The ruling nevertheless underscores that the Supreme Court super-majority—comprised of Chief Justice John Roberts, Justices Clarence Thomas and Samuel Alito, and Trump nominees Neil Gorsuch, Brett Kavanaugh and Amy Coney Barrett—function as partisan enforcers for the now openly fascistic Republican Party, and will be taking whatever steps it can to insure a second Trump presidency.

Last August 7, 90 days before the election, Virginia’s Republican Governor Glenn Youngkin ordered the state Department of Motor Vehicles (DMV) to identify suspected non-citizens and forward their names to local election boards on a daily basis, so that their voter registrations could be canceled, giving the victims only 14 days to verify citizenship. In some cases the voters did not even receive notice that any action had been taken.

The US Department of Justice and various civil rights organizations sued as plaintiffs to enjoin Youngkin’s executive order and the Virginia officials who were implementing it. They argued that it violated the “quiet period” established under the 1993 National Voter Registration Act, which generally prohibits such systemic expunging of voter rolls during the three months before an election.

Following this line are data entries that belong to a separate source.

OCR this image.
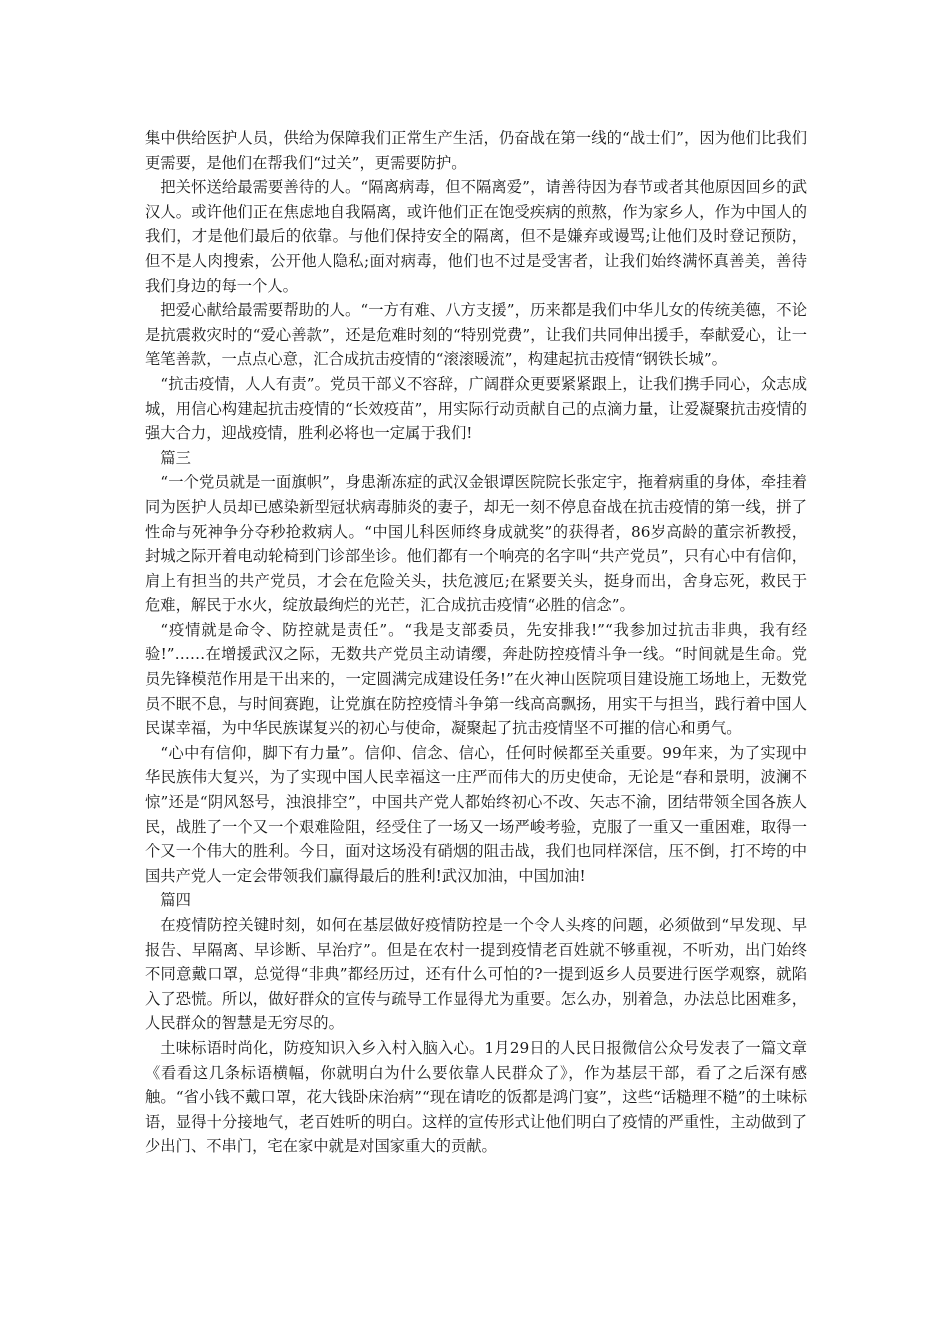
集中供给医护人员，供给为保障我们正常生产生活，仍奋战在第一线的“战士们”，因为他们比我们更需要，是他们在帮我们“过关”，更需要防护。

把关怀送给最需要善待的人。“隔离病毒，但不隔离爱”，请善待因为春节或者其他原因回乡的武汉人。或许他们正在焦虑地自我隔离，或许他们正在饱受疾病的煎熬，作为家乡人，作为中国人的我们，才是他们最后的依靠。与他们保持安全的隔离，但不是嫌弃或谩骂;让他们及时登记预防，但不是人肉搜索，公开他人隐私;面对病毒，他们也不过是受害者，让我们始终满怀真善美，善待我们身边的每一个人。

把爱心献给最需要帮助的人。“一方有难、八方支援”，历来都是我们中华儿女的传统美德，不论是抗震救灾时的“爱心善款”，还是危难时刻的“特别党费”，让我们共同伸出援手，奉献爱心，让一笔笔善款，一点点心意，汇合成抗击疫情的“滚滚暖流”，构建起抗击疫情“钢铁长城”。

“抗击疫情，人人有责”。党员干部义不容辞，广阔群众更要紧紧跟上，让我们携手同心，众志成城，用信心构建起抗击疫情的“长效疫苗”，用实际行动贡献自己的点滴力量，让爱凝聚抗击疫情的强大合力，迎战疫情，胜利必将也一定属于我们!

篇三

“一个党员就是一面旗帜”，身患渐冻症的武汉金银谭医院院长张定宇，拖着病重的身体，牵挂着同为医护人员却已感染新型冠状病毒肺炎的妻子，却无一刻不停息奋战在抗击疫情的第一线，拼了性命与死神争分夺秒抢救病人。“中国儿科医师终身成就奖”的获得者，86岁高龄的董宗祈教授，封城之际开着电动轮椅到门诊部坐诊。他们都有一个响亮的名字叫“共产党员”，只有心中有信仰，肩上有担当的共产党员，才会在危险关头，扶危渡厄;在紧要关头，挺身而出，舍身忘死，救民于危难，解民于水火，绽放最绚烂的光芒，汇合成抗击疫情“必胜的信念”。

“疫情就是命令、防控就是责任”。“我是支部委员，先安排我!”“我参加过抗击非典，我有经验!”……在增援武汉之际，无数共产党员主动请缨，奔赴防控疫情斗争一线。“时间就是生命。党员先锋模范作用是干出来的，一定圆满完成建设任务!”在火神山医院项目建设施工场地上，无数党员不眠不息，与时间赛跑，让党旗在防控疫情斗争第一线高高飘扬，用实干与担当，践行着中国人民谋幸福，为中华民族谋复兴的初心与使命，凝聚起了抗击疫情坚不可摧的信心和勇气。

“心中有信仰，脚下有力量”。信仰、信念、信心，任何时候都至关重要。99年来，为了实现中华民族伟大复兴，为了实现中国人民幸福这一庄严而伟大的历史使命，无论是“春和景明，波澜不惊”还是“阴风怒号，浊浪排空”，中国共产党人都始终初心不改、矢志不渝，团结带领全国各族人民，战胜了一个又一个艰难险阻，经受住了一场又一场严峻考验，克服了一重又一重困难，取得一个又一个伟大的胜利。今日，面对这场没有硝烟的阻击战，我们也同样深信，压不倒，打不垮的中国共产党人一定会带领我们赢得最后的胜利!武汉加油，中国加油!

篇四

在疫情防控关键时刻，如何在基层做好疫情防控是一个令人头疼的问题，必须做到“早发现、早报告、早隔离、早诊断、早治疗”。但是在农村一提到疫情老百姓就不够重视，不听劝，出门始终不同意戴口罩，总觉得“非典”都经历过，还有什么可怕的?一提到返乡人员要进行医学观察，就陷入了恐慌。所以，做好群众的宣传与疏导工作显得尤为重要。怎么办，别着急，办法总比困难多，人民群众的智慧是无穷尽的。

土味标语时尚化，防疫知识入乡入村入脑入心。1月29日的人民日报微信公众号发表了一篇文章《看看这几条标语横幅，你就明白为什么要依靠人民群众了》，作为基层干部，看了之后深有感触。“省小钱不戴口罩，花大钱卧床治病”“现在请吃的饭都是鸿门宴”，这些“话糙理不糙”的土味标语，显得十分接地气，老百姓听的明白。这样的宣传形式让他们明白了疫情的严重性，主动做到了少出门、不串门，宅在家中就是对国家重大的贡献。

In many cases, the supposed “match” between DMV records and voting records was as little as a shared name. While the plaintiffs demonstrated that several eligible voters were removed, the defendant Virginia officials never established that noncitizens were properly disqualified under the program.

Last Friday, United States District Judge Patricia Tolliver Giles, after reviewing the evidence and holding a hearing, issued the injunction against the voter purge program that had been requested by the plaintiffs. In her ruling she pointed to affidavits submitted by the plaintiffs that established how “eligible citizens, natural born and naturalized, have had their registrations canceled and were unaware that this was even so.”

Giles explained:

To be clear, the Commonwealth and the Board of Elections have the authority to investigate and remove noncitizens from the registration rolls, but when it is in the 90-day provision, it must be done on an individualized basis.

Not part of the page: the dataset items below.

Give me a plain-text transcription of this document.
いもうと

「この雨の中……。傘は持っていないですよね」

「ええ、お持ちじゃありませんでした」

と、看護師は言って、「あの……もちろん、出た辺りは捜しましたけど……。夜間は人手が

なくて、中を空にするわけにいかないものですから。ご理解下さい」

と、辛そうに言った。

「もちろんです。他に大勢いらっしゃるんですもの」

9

The US Fourth Circuit Court of Appeals upheld the injunction over the weekend, rejecting the Virginia officials’ request for a stay of the injunction. It wrote that the “claims of irreparable injury absent a stay are weak.” It went on to say that “under the preliminary injunction,” the officials “remain able to prevent noncitizens from voting by canceling registrations on an individualized basis or prosecuting any noncitizen who votes—options the district court specifically flagged at the hearing and in its written order.”

Wednesday’s Supreme Court action is a shot across the bow of the Biden administration’s Department of Justice and the lower courts that any interference with Republican-sponsored voter suppression will not be tolerated. The ruling is also a signal to Donald Trump and his supporters that the high court justices will back them when the opportunity presents itself.

Finally, the action illustrates the Supreme Court majority’s ongoing power grab, subordinating the other two branches of government as well as the rest of the judiciary. The issue in this case was the scope of a federal statute duly enacted by Congress in 1993 to provide uniform standards for voter registration across the various states. The executive branch, through the US Department of Justice, convinced four lower court judges that Virginia officials were violating the statute’s provision that “any program the purpose of which is to systematically remove the names of ineligible voters” must be “complete” by “not later than 90 days prior to the date of a primary or general election for Federal office.” Their reasoning and supporting evidence were set forth in detail.

Neither the Supreme Court majority nor the dissenting justices explained their Wednesday votes, which is not unusual on the High Court’s “shadow docket,” where important decisions are made with increasing frequency and without any meaningful explanation or review.